Automated Bracket Seeding with Python and Pandas - An Update
Project Summary
In my last post, I ended with some pie-in-the-sky hare-brained ideas about actually returning to previous work, cleaning up code, and adding functionality. It must be a blue moon because I did it! You can now get the python utility to make your own NCAA brackets here! By the way, my latest bracket, if you’re interested.
Brackets at a Few Clicks of a Button
I have usage instructions on the github page, but I wanted to expand a little bit on what I’d done. Basically, I moved all the functionality into an easy-to-use python class called Bracketeer
in bracket_maker.py
at the above repo. The utility follows the workflow of the script essentially, with a download of data, sanitization, calculation of ranks, and saving to Excel workbook.
I chose to expose a few steps to allow some customization. The big one is that the user can now choose whichever computer polls they prefer, and really refine the type of metric they want to build.
I think there are really two schools of thought on this point, however.
- I’m tempted to use the statistics approach, and do a sort of ensemble approach of the ranks; all ranking metrics included have some ability to access the “truth” (here, the true rank, if such a thing exists), so why not take some combination of all of them? Won’t the noise cancel out, leaving the best estimate from the sample? Well, maybe.
- I think the other school of thought is that a curated list of rnaking metrics is best. Carefully choose rankings that all try to extract information about differing important aspects. For example, Kenpom, which attempts to find a predictive comparison of all teams, regardless of circumstance, while ESPN’s BPI is all about examining circumstances surrounding teams and games. Hence, these two may get at two crucially important aspects without too much overlap.
For now, I will simply take all rankings and hope that the noise is ironed out. I actually do really like the latest bracket; it seems like what an ideal committee would choose, especially given the recent losses of several top teams.
Future Work
I want to really explore in more depth ranking systems and perhaps curate a few subsets of ranks that I really like. Also, it would be nice if arbitrary summary statistics could be calculated for the computer ranks, instead of relying simply on the mean. One thing I have done in the past is to simply discard the highest and lowest rank each team receives, then average the remaining ranks. This makes a lot of sense if the sample size is smaller. When there are 40 teams, perhaps removing the highest and lowest 10% makes more sense. I’d like to implement that though.

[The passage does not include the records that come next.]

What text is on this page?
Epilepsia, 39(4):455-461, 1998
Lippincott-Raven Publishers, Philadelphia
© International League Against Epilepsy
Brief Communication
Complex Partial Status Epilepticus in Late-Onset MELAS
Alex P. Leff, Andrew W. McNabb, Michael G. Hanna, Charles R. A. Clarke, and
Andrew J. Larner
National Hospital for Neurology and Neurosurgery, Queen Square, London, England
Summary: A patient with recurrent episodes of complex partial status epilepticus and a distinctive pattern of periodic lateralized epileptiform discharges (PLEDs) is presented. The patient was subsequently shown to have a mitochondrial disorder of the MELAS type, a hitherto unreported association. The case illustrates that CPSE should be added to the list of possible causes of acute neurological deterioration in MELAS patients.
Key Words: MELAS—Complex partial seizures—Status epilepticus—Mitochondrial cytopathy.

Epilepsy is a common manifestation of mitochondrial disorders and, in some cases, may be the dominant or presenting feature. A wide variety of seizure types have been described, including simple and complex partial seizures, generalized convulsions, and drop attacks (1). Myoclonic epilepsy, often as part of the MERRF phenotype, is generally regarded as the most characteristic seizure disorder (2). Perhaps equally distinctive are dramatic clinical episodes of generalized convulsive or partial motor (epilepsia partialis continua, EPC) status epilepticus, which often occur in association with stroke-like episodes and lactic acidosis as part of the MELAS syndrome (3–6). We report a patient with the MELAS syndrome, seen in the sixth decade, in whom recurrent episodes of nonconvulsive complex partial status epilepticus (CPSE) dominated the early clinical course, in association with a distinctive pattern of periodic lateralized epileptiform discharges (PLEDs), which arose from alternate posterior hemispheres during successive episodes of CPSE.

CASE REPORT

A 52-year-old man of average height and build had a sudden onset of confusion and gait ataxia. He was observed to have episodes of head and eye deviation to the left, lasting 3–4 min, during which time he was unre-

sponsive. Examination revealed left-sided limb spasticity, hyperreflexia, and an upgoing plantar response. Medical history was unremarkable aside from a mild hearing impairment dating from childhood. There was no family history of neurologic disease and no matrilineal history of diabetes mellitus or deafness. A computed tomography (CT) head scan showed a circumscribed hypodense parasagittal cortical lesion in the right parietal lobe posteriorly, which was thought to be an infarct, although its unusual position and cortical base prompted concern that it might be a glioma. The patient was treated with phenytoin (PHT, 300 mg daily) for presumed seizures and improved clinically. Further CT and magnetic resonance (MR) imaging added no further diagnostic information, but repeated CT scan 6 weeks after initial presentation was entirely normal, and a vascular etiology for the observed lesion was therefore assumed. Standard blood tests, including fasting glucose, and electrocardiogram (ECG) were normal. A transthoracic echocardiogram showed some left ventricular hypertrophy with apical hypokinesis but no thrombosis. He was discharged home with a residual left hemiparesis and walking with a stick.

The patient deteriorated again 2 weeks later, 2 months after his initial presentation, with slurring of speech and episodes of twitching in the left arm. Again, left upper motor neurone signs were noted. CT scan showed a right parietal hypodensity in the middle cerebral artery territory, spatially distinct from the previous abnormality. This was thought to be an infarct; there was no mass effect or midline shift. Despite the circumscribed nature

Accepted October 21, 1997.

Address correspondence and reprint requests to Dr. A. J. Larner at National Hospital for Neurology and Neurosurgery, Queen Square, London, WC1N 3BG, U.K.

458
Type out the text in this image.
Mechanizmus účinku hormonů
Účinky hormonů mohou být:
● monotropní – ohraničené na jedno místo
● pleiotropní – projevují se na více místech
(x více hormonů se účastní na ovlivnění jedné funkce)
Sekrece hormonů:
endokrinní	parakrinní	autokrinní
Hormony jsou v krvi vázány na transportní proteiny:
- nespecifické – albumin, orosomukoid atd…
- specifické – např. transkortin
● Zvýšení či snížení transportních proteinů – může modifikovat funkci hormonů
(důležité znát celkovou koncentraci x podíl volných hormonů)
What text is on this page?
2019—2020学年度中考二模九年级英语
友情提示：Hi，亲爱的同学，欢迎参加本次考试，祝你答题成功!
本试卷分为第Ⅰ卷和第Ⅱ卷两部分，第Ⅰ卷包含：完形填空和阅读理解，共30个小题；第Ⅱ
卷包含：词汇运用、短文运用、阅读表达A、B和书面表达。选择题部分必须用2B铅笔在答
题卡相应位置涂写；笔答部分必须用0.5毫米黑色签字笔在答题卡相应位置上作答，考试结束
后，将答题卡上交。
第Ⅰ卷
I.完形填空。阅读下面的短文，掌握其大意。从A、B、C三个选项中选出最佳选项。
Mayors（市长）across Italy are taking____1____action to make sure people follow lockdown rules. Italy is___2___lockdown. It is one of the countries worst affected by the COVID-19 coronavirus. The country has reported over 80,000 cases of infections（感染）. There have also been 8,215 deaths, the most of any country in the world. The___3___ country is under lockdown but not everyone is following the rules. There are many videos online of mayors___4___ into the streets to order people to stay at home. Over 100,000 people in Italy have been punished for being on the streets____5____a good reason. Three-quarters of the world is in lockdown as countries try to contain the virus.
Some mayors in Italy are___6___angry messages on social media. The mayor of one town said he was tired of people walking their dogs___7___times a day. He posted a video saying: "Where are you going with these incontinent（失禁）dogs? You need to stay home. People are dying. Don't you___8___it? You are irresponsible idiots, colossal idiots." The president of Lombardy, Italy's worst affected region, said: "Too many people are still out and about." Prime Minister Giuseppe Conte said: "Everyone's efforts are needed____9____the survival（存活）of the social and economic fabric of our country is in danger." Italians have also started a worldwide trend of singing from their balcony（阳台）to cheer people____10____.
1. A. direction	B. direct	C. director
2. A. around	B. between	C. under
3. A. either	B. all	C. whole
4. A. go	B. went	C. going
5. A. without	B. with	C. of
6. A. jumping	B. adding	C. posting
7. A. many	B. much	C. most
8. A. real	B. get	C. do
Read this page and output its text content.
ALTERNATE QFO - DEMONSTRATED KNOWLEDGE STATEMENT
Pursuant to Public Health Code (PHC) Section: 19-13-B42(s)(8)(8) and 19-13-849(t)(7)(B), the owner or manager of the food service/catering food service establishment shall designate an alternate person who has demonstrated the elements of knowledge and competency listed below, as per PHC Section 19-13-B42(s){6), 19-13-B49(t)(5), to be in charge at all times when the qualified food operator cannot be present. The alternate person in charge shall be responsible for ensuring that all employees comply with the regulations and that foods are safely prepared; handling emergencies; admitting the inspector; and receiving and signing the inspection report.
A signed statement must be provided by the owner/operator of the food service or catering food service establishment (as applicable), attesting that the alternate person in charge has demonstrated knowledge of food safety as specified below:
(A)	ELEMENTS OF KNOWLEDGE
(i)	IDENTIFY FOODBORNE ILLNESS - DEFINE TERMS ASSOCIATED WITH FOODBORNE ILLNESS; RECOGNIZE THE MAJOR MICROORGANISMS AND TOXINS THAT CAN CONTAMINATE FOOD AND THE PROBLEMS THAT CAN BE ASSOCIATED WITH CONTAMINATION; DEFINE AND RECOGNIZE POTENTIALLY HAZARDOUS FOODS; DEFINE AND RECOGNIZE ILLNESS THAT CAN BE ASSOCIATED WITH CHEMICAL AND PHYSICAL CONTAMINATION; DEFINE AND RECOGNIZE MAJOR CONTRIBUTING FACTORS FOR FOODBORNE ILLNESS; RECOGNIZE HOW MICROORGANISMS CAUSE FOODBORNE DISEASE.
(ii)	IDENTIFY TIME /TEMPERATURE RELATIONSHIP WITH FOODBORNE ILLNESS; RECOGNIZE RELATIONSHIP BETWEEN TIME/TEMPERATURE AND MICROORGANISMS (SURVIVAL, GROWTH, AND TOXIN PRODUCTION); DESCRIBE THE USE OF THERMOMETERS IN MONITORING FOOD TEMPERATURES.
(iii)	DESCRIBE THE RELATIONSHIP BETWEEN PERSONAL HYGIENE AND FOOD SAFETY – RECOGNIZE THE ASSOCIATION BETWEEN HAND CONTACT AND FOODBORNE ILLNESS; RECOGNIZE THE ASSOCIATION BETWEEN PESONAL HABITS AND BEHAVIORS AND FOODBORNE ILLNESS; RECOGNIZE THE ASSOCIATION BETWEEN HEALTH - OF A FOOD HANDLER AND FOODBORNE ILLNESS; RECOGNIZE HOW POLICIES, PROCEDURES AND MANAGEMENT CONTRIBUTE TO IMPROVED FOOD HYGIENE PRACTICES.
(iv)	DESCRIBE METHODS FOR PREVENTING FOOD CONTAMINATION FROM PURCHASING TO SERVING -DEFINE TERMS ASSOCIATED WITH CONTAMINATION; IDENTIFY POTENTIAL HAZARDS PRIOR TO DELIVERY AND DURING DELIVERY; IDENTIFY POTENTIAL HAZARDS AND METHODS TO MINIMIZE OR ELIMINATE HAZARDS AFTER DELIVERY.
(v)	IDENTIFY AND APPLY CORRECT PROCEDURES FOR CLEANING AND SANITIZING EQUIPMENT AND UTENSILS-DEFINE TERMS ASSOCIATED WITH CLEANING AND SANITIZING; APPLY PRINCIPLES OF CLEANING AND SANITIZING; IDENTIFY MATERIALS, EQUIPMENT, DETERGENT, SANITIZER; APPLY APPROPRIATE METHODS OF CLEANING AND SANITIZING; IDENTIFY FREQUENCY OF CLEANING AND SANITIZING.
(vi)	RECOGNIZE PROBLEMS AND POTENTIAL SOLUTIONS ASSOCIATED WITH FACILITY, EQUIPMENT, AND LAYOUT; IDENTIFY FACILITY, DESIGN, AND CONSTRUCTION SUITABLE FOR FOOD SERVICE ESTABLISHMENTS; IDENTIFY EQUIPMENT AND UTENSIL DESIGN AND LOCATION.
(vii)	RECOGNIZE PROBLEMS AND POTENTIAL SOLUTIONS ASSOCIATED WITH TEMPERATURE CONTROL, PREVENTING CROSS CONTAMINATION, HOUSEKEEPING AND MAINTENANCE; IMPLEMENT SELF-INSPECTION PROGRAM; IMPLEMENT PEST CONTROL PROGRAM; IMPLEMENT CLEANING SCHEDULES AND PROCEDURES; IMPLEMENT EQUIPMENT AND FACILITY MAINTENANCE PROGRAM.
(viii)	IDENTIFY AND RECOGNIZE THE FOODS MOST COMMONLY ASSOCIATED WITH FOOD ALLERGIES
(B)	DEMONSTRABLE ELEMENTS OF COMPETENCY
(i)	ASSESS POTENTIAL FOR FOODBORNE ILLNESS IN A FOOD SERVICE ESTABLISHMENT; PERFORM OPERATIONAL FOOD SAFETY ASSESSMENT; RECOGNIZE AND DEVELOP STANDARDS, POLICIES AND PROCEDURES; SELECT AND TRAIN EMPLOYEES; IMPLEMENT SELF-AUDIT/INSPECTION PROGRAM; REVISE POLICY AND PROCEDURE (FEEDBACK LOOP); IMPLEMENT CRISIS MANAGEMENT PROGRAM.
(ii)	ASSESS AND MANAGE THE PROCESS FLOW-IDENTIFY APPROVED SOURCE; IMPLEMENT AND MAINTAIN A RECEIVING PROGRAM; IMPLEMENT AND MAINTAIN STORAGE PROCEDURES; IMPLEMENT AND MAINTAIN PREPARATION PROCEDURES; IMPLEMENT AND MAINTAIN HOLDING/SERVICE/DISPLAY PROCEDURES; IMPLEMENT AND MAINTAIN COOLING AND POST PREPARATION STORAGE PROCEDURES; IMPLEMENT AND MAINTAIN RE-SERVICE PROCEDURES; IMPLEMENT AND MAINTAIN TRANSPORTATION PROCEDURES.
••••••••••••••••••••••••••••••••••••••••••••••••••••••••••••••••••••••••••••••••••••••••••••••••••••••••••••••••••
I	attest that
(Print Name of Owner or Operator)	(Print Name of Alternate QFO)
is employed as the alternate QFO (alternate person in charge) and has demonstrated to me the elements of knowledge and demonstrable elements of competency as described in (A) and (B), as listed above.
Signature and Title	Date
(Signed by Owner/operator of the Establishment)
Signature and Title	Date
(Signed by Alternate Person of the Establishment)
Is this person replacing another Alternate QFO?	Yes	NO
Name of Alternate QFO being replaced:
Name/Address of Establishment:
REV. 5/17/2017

Maybe this belongs in the fantasy realm, but a ranking system I’d like to explore is one that tries to find groupings of teams. This isn’t a terribly new idea, although I don’t know of anyone building rankings in this way. We’ve seen Jimmy Dykes’ plane, around tournament time. He puts a few teams in “First Class,” some in “Business,” some in “Coach,” or something like that. Essentially admitting that you can’t reliably say any one of the teams is objectively better than the others. Well, I think that’s a fascinating concept numerically. I want to due some k-means analysis to see if indeed subsets of teams emerge, and where they fall. But, that is for another day.